Otras costumbres han llegado para quedarse como las celebraciones del  Thanksgiving Day (Día de Acción de Gracias)  y del  Black Friday (Viernes Negro), con el que el comercio local ya hace “su agosto”.

Nueva cultura funeraria

Uno de los cambios que más llama la atención es el que se ha producido en torno a los cultos funerarios y a las actitudes ante la muerte que hoy muestran diversos segmentos de la población, muy  dados a vivir el espectáculo que gira en relación al fallecimiento de un familiar y a su divulgación en las redes sociales, que definitivamente están provocando drásticas transformaciones en la manera en que la gente se proyecta. El  caso es que la forma en que velaban y sepultaban anteriormente a los difuntos va quedando solo en la memoria de los mayores.

Las transformaciones experimentadas por la sociedad, influenciada sin dudas por el impacto de las comunicaciones, la transculturación y las migraciones, se manifiestan en nuevas maneras de reaccionar ante el deceso de un ser querido.

Por ejemplo, las funerarias han desplazado a las residencias como espacios escogidos para velar a los difuntos, sobre todo de las clases medias y altas. Incluso en campos y barrios han surgido las funerarias comunitarias, en donde se hacen los velorios de las clases bajas.

En el pasado van quedando el luto largo y riguroso, a que se sometían las mujeres, los velorios realizados en las casas de antaño, las amanecidas en torno el féretro, las repetidas plegarias de las rezadoras de oficio y los gritos sinceros de familiares y los pagados de las plañideras.

También van formando parte del ayer las comilonas servidas el último de los “nueve días”, período en el que la familia se encerraba, sobre todo las señoras, para recibir los pésames en un ambiente de recogimiento e inocultable dolor.

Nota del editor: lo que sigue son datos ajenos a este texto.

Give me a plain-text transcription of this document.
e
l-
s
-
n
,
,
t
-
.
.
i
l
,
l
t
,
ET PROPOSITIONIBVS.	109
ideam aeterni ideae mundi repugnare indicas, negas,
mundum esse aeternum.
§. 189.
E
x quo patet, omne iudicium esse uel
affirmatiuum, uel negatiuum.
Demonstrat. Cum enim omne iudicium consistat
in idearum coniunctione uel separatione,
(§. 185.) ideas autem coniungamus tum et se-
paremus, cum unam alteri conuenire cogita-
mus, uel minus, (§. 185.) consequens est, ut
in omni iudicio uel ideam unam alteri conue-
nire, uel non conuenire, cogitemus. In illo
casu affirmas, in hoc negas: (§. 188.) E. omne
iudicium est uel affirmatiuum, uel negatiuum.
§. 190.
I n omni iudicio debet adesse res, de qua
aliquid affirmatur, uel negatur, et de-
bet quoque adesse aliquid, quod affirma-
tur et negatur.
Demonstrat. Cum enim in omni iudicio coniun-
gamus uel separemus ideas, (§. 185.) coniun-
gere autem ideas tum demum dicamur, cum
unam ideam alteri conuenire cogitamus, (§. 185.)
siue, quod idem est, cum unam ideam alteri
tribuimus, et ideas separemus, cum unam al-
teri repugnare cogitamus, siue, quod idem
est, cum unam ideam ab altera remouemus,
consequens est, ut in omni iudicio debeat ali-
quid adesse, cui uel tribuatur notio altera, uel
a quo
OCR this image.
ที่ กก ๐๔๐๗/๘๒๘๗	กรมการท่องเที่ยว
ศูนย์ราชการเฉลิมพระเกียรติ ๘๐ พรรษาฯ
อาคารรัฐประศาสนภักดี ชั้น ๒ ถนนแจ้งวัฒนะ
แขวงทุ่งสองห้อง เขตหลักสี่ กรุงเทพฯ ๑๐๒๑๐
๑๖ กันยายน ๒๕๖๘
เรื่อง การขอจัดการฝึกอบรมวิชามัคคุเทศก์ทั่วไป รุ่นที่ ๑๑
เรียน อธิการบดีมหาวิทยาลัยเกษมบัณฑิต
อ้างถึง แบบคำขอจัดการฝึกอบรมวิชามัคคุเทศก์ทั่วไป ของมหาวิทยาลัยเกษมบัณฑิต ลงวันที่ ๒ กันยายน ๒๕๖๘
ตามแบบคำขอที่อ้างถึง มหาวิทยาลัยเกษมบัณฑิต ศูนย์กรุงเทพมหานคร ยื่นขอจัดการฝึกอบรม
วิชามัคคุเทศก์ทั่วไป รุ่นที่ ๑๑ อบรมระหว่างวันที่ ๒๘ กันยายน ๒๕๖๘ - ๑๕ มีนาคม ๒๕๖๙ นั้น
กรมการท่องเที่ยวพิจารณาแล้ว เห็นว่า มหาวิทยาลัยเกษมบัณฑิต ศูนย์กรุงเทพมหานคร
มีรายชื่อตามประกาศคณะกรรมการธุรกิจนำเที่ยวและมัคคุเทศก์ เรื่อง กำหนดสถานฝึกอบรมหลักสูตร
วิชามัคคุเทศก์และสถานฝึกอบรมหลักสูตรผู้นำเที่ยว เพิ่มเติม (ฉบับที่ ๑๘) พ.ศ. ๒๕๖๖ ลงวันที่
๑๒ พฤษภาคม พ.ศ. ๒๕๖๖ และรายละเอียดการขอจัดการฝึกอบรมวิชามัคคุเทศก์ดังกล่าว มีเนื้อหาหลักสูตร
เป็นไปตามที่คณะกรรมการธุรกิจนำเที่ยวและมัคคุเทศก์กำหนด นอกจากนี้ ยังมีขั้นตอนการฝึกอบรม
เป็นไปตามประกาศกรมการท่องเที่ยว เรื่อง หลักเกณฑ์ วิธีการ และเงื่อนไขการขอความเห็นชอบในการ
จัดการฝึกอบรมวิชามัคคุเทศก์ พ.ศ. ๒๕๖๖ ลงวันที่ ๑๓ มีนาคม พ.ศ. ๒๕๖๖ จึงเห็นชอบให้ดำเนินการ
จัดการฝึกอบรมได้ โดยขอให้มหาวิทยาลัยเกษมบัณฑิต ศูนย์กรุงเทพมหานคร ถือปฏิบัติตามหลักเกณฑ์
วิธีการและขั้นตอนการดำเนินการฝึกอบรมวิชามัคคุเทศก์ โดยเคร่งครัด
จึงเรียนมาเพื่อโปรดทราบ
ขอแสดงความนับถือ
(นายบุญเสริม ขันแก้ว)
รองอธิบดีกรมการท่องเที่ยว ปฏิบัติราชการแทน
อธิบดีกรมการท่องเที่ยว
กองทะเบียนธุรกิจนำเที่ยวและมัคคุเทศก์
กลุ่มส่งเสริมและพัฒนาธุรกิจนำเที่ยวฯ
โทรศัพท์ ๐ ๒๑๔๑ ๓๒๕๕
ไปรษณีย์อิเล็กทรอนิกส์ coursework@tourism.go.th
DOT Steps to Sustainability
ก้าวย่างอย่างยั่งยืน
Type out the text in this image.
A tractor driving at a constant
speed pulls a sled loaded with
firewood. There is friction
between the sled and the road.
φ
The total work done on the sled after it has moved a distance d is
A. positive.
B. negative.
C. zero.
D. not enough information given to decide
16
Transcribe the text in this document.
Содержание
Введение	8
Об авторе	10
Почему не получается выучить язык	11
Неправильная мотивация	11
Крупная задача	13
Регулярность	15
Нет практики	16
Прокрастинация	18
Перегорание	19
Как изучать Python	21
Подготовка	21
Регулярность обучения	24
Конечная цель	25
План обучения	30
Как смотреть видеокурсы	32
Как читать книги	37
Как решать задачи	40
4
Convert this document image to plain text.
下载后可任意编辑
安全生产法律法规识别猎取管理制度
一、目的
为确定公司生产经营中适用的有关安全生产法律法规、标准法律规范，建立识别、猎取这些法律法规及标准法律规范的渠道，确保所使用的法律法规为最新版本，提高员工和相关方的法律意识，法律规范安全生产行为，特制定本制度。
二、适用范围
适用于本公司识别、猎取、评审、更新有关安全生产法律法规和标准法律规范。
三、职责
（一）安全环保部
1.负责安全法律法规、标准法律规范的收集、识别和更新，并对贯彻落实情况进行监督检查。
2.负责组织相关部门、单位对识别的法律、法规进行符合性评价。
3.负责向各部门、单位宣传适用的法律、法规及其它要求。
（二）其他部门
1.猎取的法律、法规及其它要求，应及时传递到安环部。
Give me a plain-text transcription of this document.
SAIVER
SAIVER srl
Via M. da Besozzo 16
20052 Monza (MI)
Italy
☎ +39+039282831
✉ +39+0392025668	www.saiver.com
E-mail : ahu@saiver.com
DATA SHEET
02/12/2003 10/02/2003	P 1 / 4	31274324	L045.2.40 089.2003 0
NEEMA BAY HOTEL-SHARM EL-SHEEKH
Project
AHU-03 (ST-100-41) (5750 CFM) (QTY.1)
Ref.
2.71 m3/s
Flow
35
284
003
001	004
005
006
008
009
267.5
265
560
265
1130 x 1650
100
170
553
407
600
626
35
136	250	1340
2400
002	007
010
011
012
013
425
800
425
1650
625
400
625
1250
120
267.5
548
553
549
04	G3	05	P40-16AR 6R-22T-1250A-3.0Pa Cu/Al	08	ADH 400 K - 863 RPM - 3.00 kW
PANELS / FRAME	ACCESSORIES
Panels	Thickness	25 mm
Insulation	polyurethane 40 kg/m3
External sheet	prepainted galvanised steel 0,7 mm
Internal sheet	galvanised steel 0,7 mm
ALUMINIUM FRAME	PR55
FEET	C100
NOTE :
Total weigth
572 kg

En los últimos diez o quince años, la costumbre de hacer el austero y silencioso cortejo fúnebre hacia “la última morada”, ha abierto espacio al ruidoso desfile de las clases bajas, en el que lloran, cantan, beben y echan ron sobre el féretro y se difunde a alto volumen la música que prefería en vida el fenecido.

El uso de la bandera nacional, para darle “dignidad” a ese tipo de manifestación es bastante extendido, sin importar que el tránsito a la muerte haya sido provocado por un suicidio, un intercambio de disparos con la policía, una vendetta por narcotráfico u otro episodio poco honorable.

En las funerarias, sobre todo en las de clase alta, prevalece un ambiente “refinado”, de intercambio social, en el que la gente participa con el mejor atavío, para dar o recibir las condolencias.

La cremación de cadáveres se está imponiendo en las clases altas e instruidas, que prefieren la conversión en polvos de los restos,  por esta vía,  a la “cristiana sepultura” de otras épocas, en que no existían los costosos cementerios privados de nuestros días ni el vandalismo que azota a la mayoría de los camposantos públicos.